Cat shelters in Üsküdar
We are now visiting Istanbul, which is swarming with cats. As I have already written previously, street cats seem to be well treated in this city. People put out food for them, and various organisations, including local municipalities, provide them with cosy shelters.
Today, whilst sitting in a garden outside a mosque in Üsküdar in the Asian part of Istanbul, we saw many cats – as usual. It was a cold, rainy day, and one cat, lacking in shyness, spent time keeping warm by sitting on my wife’s lap, and then mine.
What we have seen of the cats of Istanbul reinforces my affection for these furry creatures.
MY MOTHER WAS ANXIOUS about water. Because I do not think that she could swim, I believe that she considered it very important that I should learn how to propel myself through water. As a result, my parents paid for me to have many private swimming lessons (usually on Saturday mornings) – most of them were a waste of their hard-earned money.
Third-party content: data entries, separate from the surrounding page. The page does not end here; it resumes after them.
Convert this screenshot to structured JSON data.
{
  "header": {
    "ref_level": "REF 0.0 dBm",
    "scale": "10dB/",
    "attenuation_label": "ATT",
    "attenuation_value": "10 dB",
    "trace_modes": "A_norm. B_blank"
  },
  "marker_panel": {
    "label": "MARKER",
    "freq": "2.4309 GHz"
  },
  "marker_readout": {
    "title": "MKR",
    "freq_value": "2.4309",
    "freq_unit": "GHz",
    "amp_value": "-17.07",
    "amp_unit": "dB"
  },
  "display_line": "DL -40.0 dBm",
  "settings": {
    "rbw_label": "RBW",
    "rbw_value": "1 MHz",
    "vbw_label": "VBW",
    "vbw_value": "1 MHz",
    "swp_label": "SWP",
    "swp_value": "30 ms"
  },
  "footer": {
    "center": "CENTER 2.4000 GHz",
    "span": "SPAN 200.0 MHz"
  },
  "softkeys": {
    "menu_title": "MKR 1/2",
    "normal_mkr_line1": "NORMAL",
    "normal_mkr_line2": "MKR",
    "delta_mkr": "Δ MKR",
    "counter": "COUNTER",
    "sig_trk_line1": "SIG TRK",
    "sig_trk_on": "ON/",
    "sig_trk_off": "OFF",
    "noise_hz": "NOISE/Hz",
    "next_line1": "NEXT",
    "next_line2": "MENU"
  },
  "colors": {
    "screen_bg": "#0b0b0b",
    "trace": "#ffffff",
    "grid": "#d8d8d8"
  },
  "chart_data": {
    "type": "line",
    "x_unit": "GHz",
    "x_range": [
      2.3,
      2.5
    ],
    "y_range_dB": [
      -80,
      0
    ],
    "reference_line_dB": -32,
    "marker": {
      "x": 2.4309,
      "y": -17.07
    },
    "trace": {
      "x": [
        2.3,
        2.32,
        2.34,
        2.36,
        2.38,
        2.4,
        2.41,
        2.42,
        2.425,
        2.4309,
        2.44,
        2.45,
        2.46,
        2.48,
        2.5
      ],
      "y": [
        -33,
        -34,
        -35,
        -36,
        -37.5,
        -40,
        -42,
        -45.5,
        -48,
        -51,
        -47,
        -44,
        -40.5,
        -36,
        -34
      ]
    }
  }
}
I was a slow learner because I was frightened by the thought that I might sink and drown.
Today (the 4th of March 2024), we were walking from Tottenham Court Road Underground station to the British Museum via Great Russell Street. Along that thoroughfare, we passed a pre-WW2 brick building, which now houses the luxurious Bloomsbury Hotel. If you look above its main entrance, you can see carved stone masonry that indicates that the building, completed in 1933, was once a branch of the YWCA – it was The YWCA Central Club. The architect was Sir Edwin Lutyens of Hampstead Garden Suburb and New Delhi fame. It remained a YWCA until the 1970s, then became a hostel, and now it has been converted into its present reincarnation. While the building served as the YWCA it had a swimming pool in its basement. It was in this pool that I finally learned to swim – I was about 12 years old.
The Saturday morning classes were conducted by a Mr Brickett. Each of his pupils began by buying a set of his inflatable arm bands, which were worn on the upper halves of the student’s arms. Each lesson, Mr Brickett inflated the arm bands, and using these, we swam (or made our way) across the width of the pool – without letting our feet touch the bottom. On each successive lesson, Mr Brickett inflated the armbands less than on the previous lesson. Eventually, we were making our way across the pool with uninflated armbands. When we could do this, we had to swim one width (about 10 yards) without the armbands, and then we were given a fancy certificate with a Union Jack printed on it.
I have only just learned that Mr Brickett, who taught me how to swim, was Reg Brickett, who, along with his brother Sidney, was a founder member and then President of the Swimming Teachers Association of Great Britain. Reg was the inventor of the arm bands, which were sold as ‘Brickett’s Swim Easy arm floats’ (www.playingpasts.co.uk/articles/swimming/the-valuable-and-unremitting-services-of-swimming-coach-walter-brickett/). Reg and his brother were sons of the famous British Olympic swimming coach Walter Septimus Brickett (1865-1933). He was responsible for training over 100 British swimming champions. Well, I did not know any of this when I was awarded my (now sadly lost) certificate.
We entered the attractive lobby of the Bloomsbury to ask about the pool. The pool is no longer in use, but still exists. It has been covered by a floor, and the room that housed it has been redecorated, and is now used to host functions and meetings. Although I swim extremely rarely, I do not think that I will ever forget my lessons with Mr Brickett at what was once the YWCA.